While embodiments of the present invention have been shown and described above, it will be understood that the above embodiments are illustrative and not to be construed as limiting the invention, and that variations, modifications, alternatives and variations may be made to the above embodiments by one of ordinary skill in the art within the scope of the invention.

Claims (8)

1. The breathable moisture-permeable heat-dissipating ultrathin fabric is characterized in that modified polyester fibers are adopted for spinning to form warp yarns and weft yarns, and then the warp yarns and the weft yarns are interwoven in a one-to-one plain weave mode to obtain the ultrathin fabric; wherein, the modified polyester fiber is prepared by taking dicarboxyl thioether product, terephthalic acid and ethylene glycol as raw materials through esterification and polycondensation steps;

The preparation method of the modified polyester fiber comprises the following steps:

s1, adding allyl malonic acid, monothioglycollic glyceride and N, N-dimethylformamide into a reaction bottle, stirring until the mixture is uniform, adding a photosensitizer, carrying out irradiation reaction for 2-4h under an ultraviolet lamp, removing a solvent under reduced pressure after the reaction is finished, washing with hot water for three times, and carrying out vacuum drying to obtain a dicarboxyl thioether product;

s2, mixing a dicarboxyl thioether product, terephthalic acid and ethylene glycol in a reaction kettle, fully mixing, adding a catalyst and an antioxidant, introducing inert gas as a shielding gas, heating to 175-195 ℃, and stirring for reacting for 3-5 hours to obtain an esterification product;

s3, adding an ester exchange agent into the reaction kettle, decompressing to 80-150Pa, heating to 228-240 ℃, stirring and reacting for 5-8h, introducing inert gas to restore to normal pressure, naturally cooling to room temperature, washing the product with ethanol for at least three times, and then drying in vacuum to obtain a modified polyester product;

s4, putting the modified polyester product into a double-screw extruder, performing melt extrusion, spraying through a spray hole of a spinneret plate, and performing spinning, cooling and winding to form modified polyester fibers;

In the step S1, the mass volume ratio of the allyl malonic acid, the monothioglycolate and the N, N-dimethylformamide is (0.7-1.4) g (0.9-1.8) g (10-20) mL; in the step S1, the photosensitizer is benzoin dimethyl ether or benzoin diethyl ether, and the addition amount of the photosensitizer is 2% -8% of the mass of the allylmalonic acid.

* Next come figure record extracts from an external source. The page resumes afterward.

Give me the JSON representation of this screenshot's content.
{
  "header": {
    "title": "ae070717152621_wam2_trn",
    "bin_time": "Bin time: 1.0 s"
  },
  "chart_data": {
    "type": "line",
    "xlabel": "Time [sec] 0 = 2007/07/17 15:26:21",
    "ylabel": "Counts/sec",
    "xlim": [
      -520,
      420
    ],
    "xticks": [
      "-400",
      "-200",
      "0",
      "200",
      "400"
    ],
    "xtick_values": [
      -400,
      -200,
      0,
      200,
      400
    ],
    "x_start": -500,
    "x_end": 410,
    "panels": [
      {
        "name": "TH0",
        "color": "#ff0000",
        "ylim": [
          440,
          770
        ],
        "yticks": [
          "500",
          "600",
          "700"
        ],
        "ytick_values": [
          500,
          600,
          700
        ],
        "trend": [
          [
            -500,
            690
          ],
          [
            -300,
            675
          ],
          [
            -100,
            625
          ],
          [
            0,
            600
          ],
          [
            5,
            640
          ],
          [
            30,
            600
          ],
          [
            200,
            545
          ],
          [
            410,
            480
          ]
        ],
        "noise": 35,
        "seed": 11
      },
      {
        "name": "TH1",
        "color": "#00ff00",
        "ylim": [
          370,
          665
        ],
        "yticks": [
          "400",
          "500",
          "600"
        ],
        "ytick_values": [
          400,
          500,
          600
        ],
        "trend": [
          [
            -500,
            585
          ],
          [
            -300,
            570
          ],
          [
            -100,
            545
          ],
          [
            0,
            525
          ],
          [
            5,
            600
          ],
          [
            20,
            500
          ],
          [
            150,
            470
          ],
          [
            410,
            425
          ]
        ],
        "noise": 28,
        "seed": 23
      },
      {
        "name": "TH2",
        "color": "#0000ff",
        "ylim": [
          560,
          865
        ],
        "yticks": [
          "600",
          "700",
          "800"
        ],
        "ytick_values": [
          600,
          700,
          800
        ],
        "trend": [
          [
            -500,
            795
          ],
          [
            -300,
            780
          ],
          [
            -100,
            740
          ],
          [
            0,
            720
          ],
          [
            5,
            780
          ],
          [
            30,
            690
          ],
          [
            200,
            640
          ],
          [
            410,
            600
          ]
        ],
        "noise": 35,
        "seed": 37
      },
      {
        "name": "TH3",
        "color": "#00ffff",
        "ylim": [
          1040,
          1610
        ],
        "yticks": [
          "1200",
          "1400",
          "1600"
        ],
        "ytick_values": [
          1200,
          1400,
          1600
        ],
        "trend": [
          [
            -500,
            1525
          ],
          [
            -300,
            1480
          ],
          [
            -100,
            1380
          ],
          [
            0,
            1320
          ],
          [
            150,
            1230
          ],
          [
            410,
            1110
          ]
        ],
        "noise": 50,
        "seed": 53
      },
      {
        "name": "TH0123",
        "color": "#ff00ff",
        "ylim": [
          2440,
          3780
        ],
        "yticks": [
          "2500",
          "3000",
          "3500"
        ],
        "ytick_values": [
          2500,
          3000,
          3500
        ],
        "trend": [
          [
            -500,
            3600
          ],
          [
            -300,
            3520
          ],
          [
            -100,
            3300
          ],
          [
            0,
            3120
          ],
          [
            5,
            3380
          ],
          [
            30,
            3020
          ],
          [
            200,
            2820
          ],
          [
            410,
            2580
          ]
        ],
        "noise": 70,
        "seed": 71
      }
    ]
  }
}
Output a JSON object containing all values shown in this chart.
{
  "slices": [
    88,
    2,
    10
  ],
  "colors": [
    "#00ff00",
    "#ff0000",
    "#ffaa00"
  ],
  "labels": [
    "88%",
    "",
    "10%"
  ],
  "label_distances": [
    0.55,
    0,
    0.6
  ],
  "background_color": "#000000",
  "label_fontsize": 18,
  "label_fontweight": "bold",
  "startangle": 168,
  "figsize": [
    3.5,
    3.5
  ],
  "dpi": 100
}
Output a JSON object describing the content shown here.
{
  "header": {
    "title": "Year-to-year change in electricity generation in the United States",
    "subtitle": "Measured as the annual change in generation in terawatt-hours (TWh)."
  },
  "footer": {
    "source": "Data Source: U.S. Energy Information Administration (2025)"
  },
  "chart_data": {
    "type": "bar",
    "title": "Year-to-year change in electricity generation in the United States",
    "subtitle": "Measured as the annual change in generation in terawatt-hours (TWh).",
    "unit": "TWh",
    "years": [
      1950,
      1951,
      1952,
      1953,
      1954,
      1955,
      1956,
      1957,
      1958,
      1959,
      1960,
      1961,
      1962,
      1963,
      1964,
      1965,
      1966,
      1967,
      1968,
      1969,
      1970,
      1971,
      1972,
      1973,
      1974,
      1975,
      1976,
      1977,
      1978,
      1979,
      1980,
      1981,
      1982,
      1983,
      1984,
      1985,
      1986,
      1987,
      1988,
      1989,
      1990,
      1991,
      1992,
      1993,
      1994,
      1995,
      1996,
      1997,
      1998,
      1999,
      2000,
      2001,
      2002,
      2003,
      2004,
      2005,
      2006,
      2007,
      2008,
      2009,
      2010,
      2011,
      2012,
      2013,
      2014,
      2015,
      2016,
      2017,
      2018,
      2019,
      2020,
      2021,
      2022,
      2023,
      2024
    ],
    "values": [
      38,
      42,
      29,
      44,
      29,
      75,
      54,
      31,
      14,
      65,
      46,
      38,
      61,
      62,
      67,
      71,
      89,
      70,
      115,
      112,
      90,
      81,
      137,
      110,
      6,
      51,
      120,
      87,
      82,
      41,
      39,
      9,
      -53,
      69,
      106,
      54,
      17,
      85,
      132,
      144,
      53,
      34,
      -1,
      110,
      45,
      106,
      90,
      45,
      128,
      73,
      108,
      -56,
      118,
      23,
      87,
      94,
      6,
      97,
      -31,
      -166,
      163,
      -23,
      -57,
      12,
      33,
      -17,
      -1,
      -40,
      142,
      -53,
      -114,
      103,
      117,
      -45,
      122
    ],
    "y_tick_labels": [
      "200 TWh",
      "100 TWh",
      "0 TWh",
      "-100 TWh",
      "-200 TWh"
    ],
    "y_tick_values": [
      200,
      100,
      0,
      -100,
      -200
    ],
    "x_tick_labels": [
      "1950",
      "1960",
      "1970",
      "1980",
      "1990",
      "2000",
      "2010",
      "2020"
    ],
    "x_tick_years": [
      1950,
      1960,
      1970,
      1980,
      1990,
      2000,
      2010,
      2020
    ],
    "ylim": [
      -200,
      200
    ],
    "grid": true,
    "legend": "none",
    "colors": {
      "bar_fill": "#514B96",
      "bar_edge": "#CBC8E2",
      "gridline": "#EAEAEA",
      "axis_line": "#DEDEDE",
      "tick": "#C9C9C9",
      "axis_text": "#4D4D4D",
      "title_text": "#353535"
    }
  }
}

2. The breathable, moisture permeable and heat dissipating ultrathin fabric according to claim 1, wherein the warp yarn has a linear density of 28.2-30.5tex and the weft yarn has a linear density of 33.4-35.6tex.

3. The breathable, moisture permeable and heat dissipating ultrathin fabric of claim 1, wherein the fabric has a warp density of 88-96/inch and a weft density of 74-82/inch.

4. The breathable, moisture permeable and heat dissipating ultrathin fabric according to claim 1, wherein in the step S2, the mass ratio of dicarboxylic thioether product, terephthalic acid and ethylene glycol is 1.14-1.71:2.11-3.17:0.36-0.54.

5. The ultrathin fabric with the functions of breathing, moisture permeability and heat dissipation according to claim 1, wherein in the step S2, the catalyst is one of zinc acetate, cobalt acetate and calcium acetate; the antioxidant is one or more of 2, 6-di-tert-butyl-4-methylphenol, triphenylphosphine acid diester and triphenylphosphine oxide.

6. The breathable moisture-permeable heat-dissipating ultrathin fabric according to claim 1, wherein in the step S3, the ester exchanger is tetrabutyl titanate, and the addition amount is 1% -5% of the mass of terephthalic acid in the step S2.

7. The ultrathin breathable, moisture permeable and heat dissipating fabric according to claim 1, wherein in step S3, the temperature of melt extrusion is 275-285 ℃; spinning speed is 1200-1600m/min; cooling to 25deg.C by air cooling; the aperture of the spinneret plate is 0.3-0.8mm; the stretching temperature of the winding is 60-80 ℃ and the stretching multiple is 3.5-5.6 times.

8. The application of the breathable moisture-permeable heat-dissipating ultrathin fabric as defined in claim 1, which is characterized in that the fabric is applied to the fields of sports, medical protection, fire protection and home textile.